Behind-the-Meter Buildouts Hurt Grid: AWS, Dominion
Why It Matters
The shift to self‑supply erodes utilities’ ability to balance load and slows investment in grid upgrades, threatening reliability and climate goals.
Key Takeaways
- •Data centers build private plants due to interconnection delays.
- •BTM projects risk locking in fossil‑fuel generation.
- •Grid‑connected solutions enable demand‑response and efficiency.
- •20% of tracked BTM projects plan to stay off‑grid.

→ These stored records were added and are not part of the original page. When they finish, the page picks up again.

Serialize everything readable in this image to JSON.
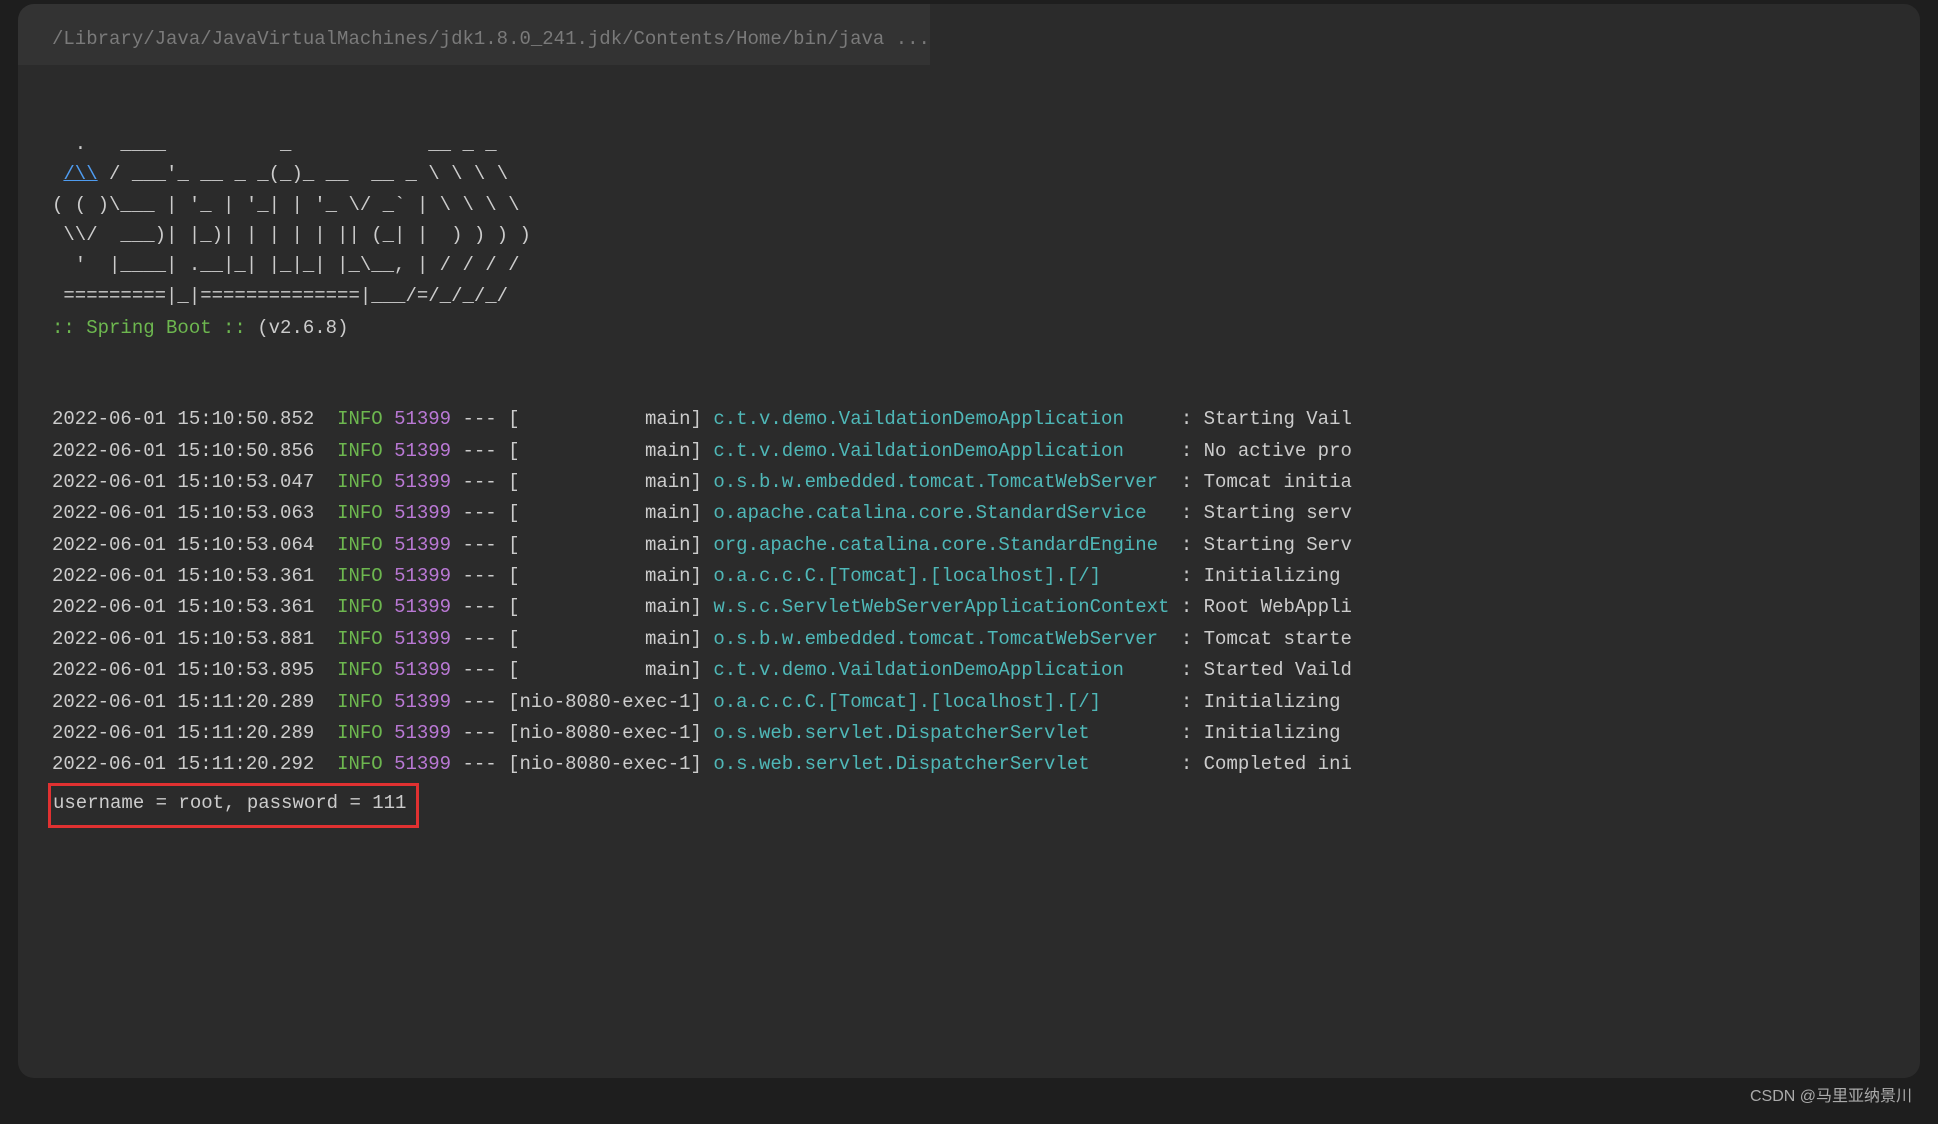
{
  "header": {
    "path": "/Library/Java/JavaVirtualMachines/jdk1.8.0_241.jdk/Contents/Home/bin/java ..."
  },
  "asciiArt": {
    "line1": "  .   ____          _            __ _ _",
    "line2a": " ",
    "linkText": "/\\\\",
    "line2b": " / ___'_ __ _ _(_)_ __  __ _ \\ \\ \\ \\",
    "line3": "( ( )\\___ | '_ | '_| | '_ \\/ _` | \\ \\ \\ \\",
    "line4": " \\\\/  ___)| |_)| | | | | || (_| |  ) ) ) )",
    "line5": "  '  |____| .__|_| |_|_| |_\\__, | / / / /",
    "line6": " =========|_|==============|___/=/_/_/_/"
  },
  "springBoot": {
    "label": " :: Spring Boot ::",
    "spacer": "                ",
    "version": "(v2.6.8)"
  },
  "logs": [
    {
      "ts": "2022-06-01 15:10:50.852",
      "level": "INFO",
      "pid": "51399",
      "thread": "[           main]",
      "logger": "c.t.v.demo.VaildationDemoApplication    ",
      "msg": " : Starting Vail"
    },
    {
      "ts": "2022-06-01 15:10:50.856",
      "level": "INFO",
      "pid": "51399",
      "thread": "[           main]",
      "logger": "c.t.v.demo.VaildationDemoApplication    ",
      "msg": " : No active pro"
    },
    {
      "ts": "2022-06-01 15:10:53.047",
      "level": "INFO",
      "pid": "51399",
      "thread": "[           main]",
      "logger": "o.s.b.w.embedded.tomcat.TomcatWebServer ",
      "msg": " : Tomcat initia"
    },
    {
      "ts": "2022-06-01 15:10:53.063",
      "level": "INFO",
      "pid": "51399",
      "thread": "[           main]",
      "logger": "o.apache.catalina.core.StandardService  ",
      "msg": " : Starting serv"
    },
    {
      "ts": "2022-06-01 15:10:53.064",
      "level": "INFO",
      "pid": "51399",
      "thread": "[           main]",
      "logger": "org.apache.catalina.core.StandardEngine ",
      "msg": " : Starting Serv"
    },
    {
      "ts": "2022-06-01 15:10:53.361",
      "level": "INFO",
      "pid": "51399",
      "thread": "[           main]",
      "logger": "o.a.c.c.C.[Tomcat].[localhost].[/]      ",
      "msg": " : Initializing "
    },
    {
      "ts": "2022-06-01 15:10:53.361",
      "level": "INFO",
      "pid": "51399",
      "thread": "[           main]",
      "logger": "w.s.c.ServletWebServerApplicationContext",
      "msg": " : Root WebAppli"
    },
    {
      "ts": "2022-06-01 15:10:53.881",
      "level": "INFO",
      "pid": "51399",
      "thread": "[           main]",
      "logger": "o.s.b.w.embedded.tomcat.TomcatWebServer ",
      "msg": " : Tomcat starte"
    },
    {
      "ts": "2022-06-01 15:10:53.895",
      "level": "INFO",
      "pid": "51399",
      "thread": "[           main]",
      "logger": "c.t.v.demo.VaildationDemoApplication    ",
      "msg": " : Started Vaild"
    },
    {
      "ts": "2022-06-01 15:11:20.289",
      "level": "INFO",
      "pid": "51399",
      "thread": "[nio-8080-exec-1]",
      "logger": "o.a.c.c.C.[Tomcat].[localhost].[/]      ",
      "msg": " : Initializing "
    },
    {
      "ts": "2022-06-01 15:11:20.289",
      "level": "INFO",
      "pid": "51399",
      "thread": "[nio-8080-exec-1]",
      "logger": "o.s.web.servlet.DispatcherServlet       ",
      "msg": " : Initializing "
    },
    {
      "ts": "2022-06-01 15:11:20.292",
      "level": "INFO",
      "pid": "51399",
      "thread": "[nio-8080-exec-1]",
      "logger": "o.s.web.servlet.DispatcherServlet       ",
      "msg": " : Completed ini"
    }
  ],
  "highlighted": {
    "text": "username = root, password = 111"
  },
  "watermark": "CSDN @马里亚纳景川"
}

- •Regulatory rules discourage load curtailment by large consumers.
Pulse Analysis
The rapid expansion of artificial‑intelligence workloads has turned data centers into some of the largest electricity consumers in the United States. When traditional interconnection queues stall, operators like Amazon Web Services are opting for behind‑the‑meter (BTM) generation, installing on‑site natural‑gas turbines or diesel generators to guarantee power reliability. This trend reflects a broader grid bottleneck, where aging infrastructure and lengthy permitting processes cannot keep pace with demand, prompting corporations to take energy supply into their own hands.
While BTM solutions provide short‑term certainty, they introduce significant drawbacks. Fossil‑fuel‑based plants lock in higher emissions and capital costs, reducing the incentive for utilities to invest in modernizing transmission lines or expanding renewable capacity. Moreover, demand‑response programs—critical tools for balancing peak loads—depend on visibility and coordination across the grid. When large loads operate in isolation, operators lose the ability to curtail consumption during stress events, weakening system resilience and inflating overall energy costs.
Policymakers and utilities face a choice: accelerate grid interconnection reforms or risk entrenching a fragmented, carbon‑intensive energy landscape. Streamlining permitting, offering financial incentives for renewable‑linked BTM projects, and revising market rules to reward load curtailment can align private generation with public grid goals. As the industry tracks roughly 40 GW of BTM capacity, with a fifth likely to remain off‑grid, coordinated action will be essential to prevent permanent fossil‑fuel lock‑in and to support the transition toward a cleaner, more reliable electricity system.